Session 17: Post class test solutions

  1. c. Debt ratios should go down over time. The lower tax rate on dividends effectively lowers the cost of equity. Since the after-tax cost of debt does not change, this will make debt a less attractive choice to all companies and even more so for mature companies that can afford to pay high dividends.
  2. b. $176.64 million. The interest tax savings each year can be computed by multiplying the interest expense by the marginal tax rate:

Interest tax savings = 60*.4 = $24 million

Taking the present value of these savings over 10 years at the pre-tax cost of debt (assumed to measure the risk in the tax savings as well), you get:

PV of savings = $24 m (PV of annuity, 10 years, 6%) = $176.64 m

  1. d. Invest less in bad projects after the borrowing. The idea behind using debt as a disciplinary mechanism is more to prevent taking bad projects than to induce taking good projects.

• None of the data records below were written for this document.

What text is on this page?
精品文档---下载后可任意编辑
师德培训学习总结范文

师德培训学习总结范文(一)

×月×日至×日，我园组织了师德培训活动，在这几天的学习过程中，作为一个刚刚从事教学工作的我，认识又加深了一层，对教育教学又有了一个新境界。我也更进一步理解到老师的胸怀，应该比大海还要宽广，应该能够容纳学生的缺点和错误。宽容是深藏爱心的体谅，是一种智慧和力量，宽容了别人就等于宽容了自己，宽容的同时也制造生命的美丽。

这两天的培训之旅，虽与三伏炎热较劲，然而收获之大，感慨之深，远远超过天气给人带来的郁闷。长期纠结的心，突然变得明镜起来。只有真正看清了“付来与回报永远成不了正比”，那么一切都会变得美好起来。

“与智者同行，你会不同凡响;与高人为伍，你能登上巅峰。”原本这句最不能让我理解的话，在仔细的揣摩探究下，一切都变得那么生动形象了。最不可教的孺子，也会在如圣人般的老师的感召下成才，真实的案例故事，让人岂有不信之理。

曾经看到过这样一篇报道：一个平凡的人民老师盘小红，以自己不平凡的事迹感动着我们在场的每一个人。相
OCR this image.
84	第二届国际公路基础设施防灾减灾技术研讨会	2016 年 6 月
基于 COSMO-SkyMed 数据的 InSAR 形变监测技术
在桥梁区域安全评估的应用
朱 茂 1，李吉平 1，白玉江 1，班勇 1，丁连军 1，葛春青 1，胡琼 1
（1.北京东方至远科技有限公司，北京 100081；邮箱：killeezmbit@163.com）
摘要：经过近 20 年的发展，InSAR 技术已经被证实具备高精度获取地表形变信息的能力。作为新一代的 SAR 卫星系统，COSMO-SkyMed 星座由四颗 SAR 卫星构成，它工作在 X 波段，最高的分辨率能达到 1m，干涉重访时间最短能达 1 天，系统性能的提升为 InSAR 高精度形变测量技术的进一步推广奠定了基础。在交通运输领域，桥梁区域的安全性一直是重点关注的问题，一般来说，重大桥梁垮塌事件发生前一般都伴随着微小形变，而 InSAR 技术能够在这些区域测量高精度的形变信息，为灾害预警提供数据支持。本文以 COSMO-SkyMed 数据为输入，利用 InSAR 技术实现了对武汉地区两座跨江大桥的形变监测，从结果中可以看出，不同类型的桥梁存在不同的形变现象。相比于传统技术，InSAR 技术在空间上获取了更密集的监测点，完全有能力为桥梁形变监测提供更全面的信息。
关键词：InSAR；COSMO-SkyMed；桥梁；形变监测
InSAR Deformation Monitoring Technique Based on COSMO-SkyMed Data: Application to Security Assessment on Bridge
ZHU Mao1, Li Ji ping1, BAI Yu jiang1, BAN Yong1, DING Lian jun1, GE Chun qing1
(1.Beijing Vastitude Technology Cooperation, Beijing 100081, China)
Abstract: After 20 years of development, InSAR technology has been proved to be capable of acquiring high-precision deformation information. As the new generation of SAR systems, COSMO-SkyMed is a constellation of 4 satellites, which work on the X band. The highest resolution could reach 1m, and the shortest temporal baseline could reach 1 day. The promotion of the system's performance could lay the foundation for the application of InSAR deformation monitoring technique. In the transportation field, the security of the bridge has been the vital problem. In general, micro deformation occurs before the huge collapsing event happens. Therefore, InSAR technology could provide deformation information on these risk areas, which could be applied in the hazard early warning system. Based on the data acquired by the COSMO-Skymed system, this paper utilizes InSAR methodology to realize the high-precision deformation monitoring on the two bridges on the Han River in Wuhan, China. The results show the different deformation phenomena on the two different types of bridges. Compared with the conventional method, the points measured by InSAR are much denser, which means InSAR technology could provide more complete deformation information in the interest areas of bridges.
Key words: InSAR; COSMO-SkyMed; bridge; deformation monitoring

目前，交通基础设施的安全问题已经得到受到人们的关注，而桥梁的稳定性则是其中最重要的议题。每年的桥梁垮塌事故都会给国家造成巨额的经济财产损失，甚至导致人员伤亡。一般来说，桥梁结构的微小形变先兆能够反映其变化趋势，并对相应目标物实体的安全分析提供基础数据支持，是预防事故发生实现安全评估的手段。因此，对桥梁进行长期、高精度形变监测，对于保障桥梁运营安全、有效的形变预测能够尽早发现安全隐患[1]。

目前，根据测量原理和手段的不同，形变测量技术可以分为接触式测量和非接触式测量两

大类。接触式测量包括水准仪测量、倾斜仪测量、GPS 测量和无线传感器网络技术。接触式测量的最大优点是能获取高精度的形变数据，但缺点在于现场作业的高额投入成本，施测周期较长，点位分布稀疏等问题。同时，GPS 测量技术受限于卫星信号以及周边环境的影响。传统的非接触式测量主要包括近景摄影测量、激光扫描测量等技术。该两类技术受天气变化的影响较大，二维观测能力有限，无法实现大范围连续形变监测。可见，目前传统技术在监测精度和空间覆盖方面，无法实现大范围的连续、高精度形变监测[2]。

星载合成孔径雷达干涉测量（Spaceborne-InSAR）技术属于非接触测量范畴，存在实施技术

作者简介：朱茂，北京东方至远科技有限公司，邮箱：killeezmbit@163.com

In fact, borrowing more money may sometimes cause companies to invest less in good projects (making choice b a viable one) especially if these good projects are in risky businesses.

  1. c. Debt ratio should go down. As competition heats up, the profits of the hitherto monopoly company will become more volatile. In expected bankruptcy terms, the probability of default has gone up at every level of debt making the expected costs of bankruptcy higher.
  2. d. All of the above. When agency costs go up, it is the borrower who bears the brunt of the cost and it takes all forms. Lenders will lend less money, charge higher interest rates and write in more covenants, if they are concerned about where their money is going.